Il est clair que toute l'économie du Nord Cameroun est totalement désorganisée et paralysée. Il n'y a plus de commerce transfrontalier, et de très nombreux réfugiés. La route vers le Nord Cameroun désenclave aussi le Tchad qui en dépend, et tout cela a aussi des retombées directes sur le plan de la politique interne camerounaise, dans la mesure où cela traduit aussi une résurgence du vieux conflit AhidjoBiya, en d'autres termes, de la rivalité NordSud locale. D'où la résurgence aussi de la théorie du complot contre Paul Biya et les accusations contre la France, accusée de soutenir Boko Haram pour le déstabiliser, accusations véhiculées par l'élite de la presse locale.

De son côté, le Nigeria laisse pourrir cette situation, il a totalement renoncé à ses attributions régaliennes. Il n'y a pas d'opérations, pas d'armée, et tout cela est également lié à la confrontation entre le Nord et le Sud du pays dans un contexte de campagne électorale, dans laquelle Goodluck Jonathan n'aurait pas dû se représenter. Goodluck Jonathan est perçu comme ayant instrumentalisé cette crise. Il faudra attendre la tenue des élections pour voir le Nigeria bouger réellement. Une force d'interposition régionale va être constituée, de 7500 hommes, qui vise à redonner à la région du Lac Tchad la stabilité, mais la question de savoir comment se fera la reprise de l'Etat de Borno, et à quel prix, est posée, dans la mesure où les membres de cette coalition régionale sont aussi parmi les plus pauvres et que pour le moment, il n'y a pas de mandat. Un gros point d'interrogation est posé sur le futur immédiat.
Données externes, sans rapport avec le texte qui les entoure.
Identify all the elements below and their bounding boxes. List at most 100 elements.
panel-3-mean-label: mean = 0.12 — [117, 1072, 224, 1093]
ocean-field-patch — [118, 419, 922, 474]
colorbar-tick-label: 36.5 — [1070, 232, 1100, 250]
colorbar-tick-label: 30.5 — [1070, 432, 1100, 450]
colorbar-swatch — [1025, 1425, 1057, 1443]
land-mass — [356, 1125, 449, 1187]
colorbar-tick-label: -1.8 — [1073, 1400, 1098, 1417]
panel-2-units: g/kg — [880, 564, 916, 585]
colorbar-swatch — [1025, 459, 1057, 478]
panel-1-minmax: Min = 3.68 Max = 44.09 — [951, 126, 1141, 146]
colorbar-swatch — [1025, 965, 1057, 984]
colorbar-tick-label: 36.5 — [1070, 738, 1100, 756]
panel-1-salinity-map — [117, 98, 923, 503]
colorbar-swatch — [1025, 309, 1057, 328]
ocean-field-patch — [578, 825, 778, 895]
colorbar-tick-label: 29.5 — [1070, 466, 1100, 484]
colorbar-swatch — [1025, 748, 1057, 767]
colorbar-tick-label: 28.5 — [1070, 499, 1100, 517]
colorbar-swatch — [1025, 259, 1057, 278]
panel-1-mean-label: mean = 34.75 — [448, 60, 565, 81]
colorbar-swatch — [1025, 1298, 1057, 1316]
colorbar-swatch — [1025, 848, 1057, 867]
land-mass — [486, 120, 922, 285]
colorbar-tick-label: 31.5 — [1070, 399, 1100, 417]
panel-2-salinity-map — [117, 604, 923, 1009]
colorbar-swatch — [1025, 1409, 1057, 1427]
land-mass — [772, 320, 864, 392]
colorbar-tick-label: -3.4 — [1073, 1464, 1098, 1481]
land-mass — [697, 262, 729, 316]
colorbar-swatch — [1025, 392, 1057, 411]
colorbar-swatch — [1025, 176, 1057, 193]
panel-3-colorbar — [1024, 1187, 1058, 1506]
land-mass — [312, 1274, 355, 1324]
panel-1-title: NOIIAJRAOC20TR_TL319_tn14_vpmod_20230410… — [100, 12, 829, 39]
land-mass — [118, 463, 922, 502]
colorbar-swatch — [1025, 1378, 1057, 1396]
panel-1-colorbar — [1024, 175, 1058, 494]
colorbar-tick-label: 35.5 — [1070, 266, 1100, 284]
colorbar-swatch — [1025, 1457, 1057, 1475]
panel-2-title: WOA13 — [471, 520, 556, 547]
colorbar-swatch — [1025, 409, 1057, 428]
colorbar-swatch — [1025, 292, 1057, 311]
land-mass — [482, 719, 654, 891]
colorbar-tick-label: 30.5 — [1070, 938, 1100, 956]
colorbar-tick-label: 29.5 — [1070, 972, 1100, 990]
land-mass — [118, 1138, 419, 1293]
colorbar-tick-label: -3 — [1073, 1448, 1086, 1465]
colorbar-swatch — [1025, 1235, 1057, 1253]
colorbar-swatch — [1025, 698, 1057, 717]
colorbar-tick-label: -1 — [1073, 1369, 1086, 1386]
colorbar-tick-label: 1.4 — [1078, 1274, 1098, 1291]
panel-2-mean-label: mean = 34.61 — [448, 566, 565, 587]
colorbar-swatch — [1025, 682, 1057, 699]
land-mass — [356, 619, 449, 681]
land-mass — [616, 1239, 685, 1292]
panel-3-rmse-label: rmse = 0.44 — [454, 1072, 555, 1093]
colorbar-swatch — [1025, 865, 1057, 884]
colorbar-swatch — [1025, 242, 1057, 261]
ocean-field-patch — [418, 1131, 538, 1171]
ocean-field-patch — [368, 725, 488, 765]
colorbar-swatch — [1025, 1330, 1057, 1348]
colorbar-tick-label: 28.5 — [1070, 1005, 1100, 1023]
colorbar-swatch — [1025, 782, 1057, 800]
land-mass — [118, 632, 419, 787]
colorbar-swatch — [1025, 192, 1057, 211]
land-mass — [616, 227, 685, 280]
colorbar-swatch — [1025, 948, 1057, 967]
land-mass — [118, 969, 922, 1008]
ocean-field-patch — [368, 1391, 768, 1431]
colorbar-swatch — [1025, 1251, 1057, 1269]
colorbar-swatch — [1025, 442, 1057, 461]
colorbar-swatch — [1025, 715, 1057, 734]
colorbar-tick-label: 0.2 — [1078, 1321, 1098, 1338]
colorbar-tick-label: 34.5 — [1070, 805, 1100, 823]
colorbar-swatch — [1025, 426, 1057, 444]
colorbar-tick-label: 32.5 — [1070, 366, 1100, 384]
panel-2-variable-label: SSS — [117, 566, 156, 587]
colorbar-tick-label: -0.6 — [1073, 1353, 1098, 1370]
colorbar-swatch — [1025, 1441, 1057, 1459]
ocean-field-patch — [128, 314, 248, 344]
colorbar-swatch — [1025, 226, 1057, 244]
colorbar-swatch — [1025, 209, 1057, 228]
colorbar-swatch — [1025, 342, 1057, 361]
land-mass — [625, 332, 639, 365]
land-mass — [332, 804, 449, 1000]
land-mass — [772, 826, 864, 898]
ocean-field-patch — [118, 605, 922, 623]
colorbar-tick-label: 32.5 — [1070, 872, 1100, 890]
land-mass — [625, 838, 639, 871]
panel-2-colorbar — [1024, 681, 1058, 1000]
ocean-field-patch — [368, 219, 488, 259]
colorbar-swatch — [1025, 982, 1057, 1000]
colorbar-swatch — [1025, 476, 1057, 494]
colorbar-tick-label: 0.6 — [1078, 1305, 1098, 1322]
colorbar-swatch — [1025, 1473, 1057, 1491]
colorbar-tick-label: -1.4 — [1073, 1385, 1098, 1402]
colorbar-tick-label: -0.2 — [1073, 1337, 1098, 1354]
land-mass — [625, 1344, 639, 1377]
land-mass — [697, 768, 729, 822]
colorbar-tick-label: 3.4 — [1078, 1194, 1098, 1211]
S'agissant de la position de la France, le MAEDI et le chef d'État-major nous disent qu'ils ne sont pas preneurs d'une nouvelle guerre en Afrique, ce qui est clair car nous sommes au taquet, mais le Cameroun nous fait sentir que cette position n'est pas compréhensible, même s'il n'y a pas pour le moment de demande officielle. La RFA a été bien plus visible que nous en donnant quelques véhicules qui n'étaient initialement pas destinés au Nord. Nous avons de notre côté quelques avions, le dispositif Barkhane, mais qui est tellement allongé sur un territoire tellement immense que cela complique la donne. Nous transmettons des informations, mais dans des conditions particulières puisque le Nigeria n'ayant pas accordé de droit de suite, nous ne communiquons pas de photos au Cameroun, ce qui peut être quelque peu embarrassant diplomatiquement et me semble en tout cas difficilement compréhensible. Le positionnement du gouvernement est pour le moment de ne pas entrer dans un engrenage, ce qui est parfaitement compréhensible, mais la question est : jusqu'à quand ? Boko Haram n'est pas un épiphénomène, il y a des dizaines de milliers de combattants, des recrutements et une violence extrême sur le terrain, dans une zone qui est loin d'être exclusivement musulmane, ce qui signifie que la secte recrute d'ores et déjà au-delà des seuls critères religieux.

Nous avons été très frappés par le sentiment antifrançais, qui deviendra très inconfortable s'il perdure et il va perdurer. Je ne saurais trop conseiller à Laurent Fabius de s'y rendre au plus vite pour calmer le jeu et renouer le dialogue, prendre le pouls d'une situation mouvante liée aux différents califats existants ou en devenir. Une visite sur le terrain ne rassure pas. Les choses évoluent rapidement. La question est de savoir combien de temps la France pourra tenir sa position de retrait.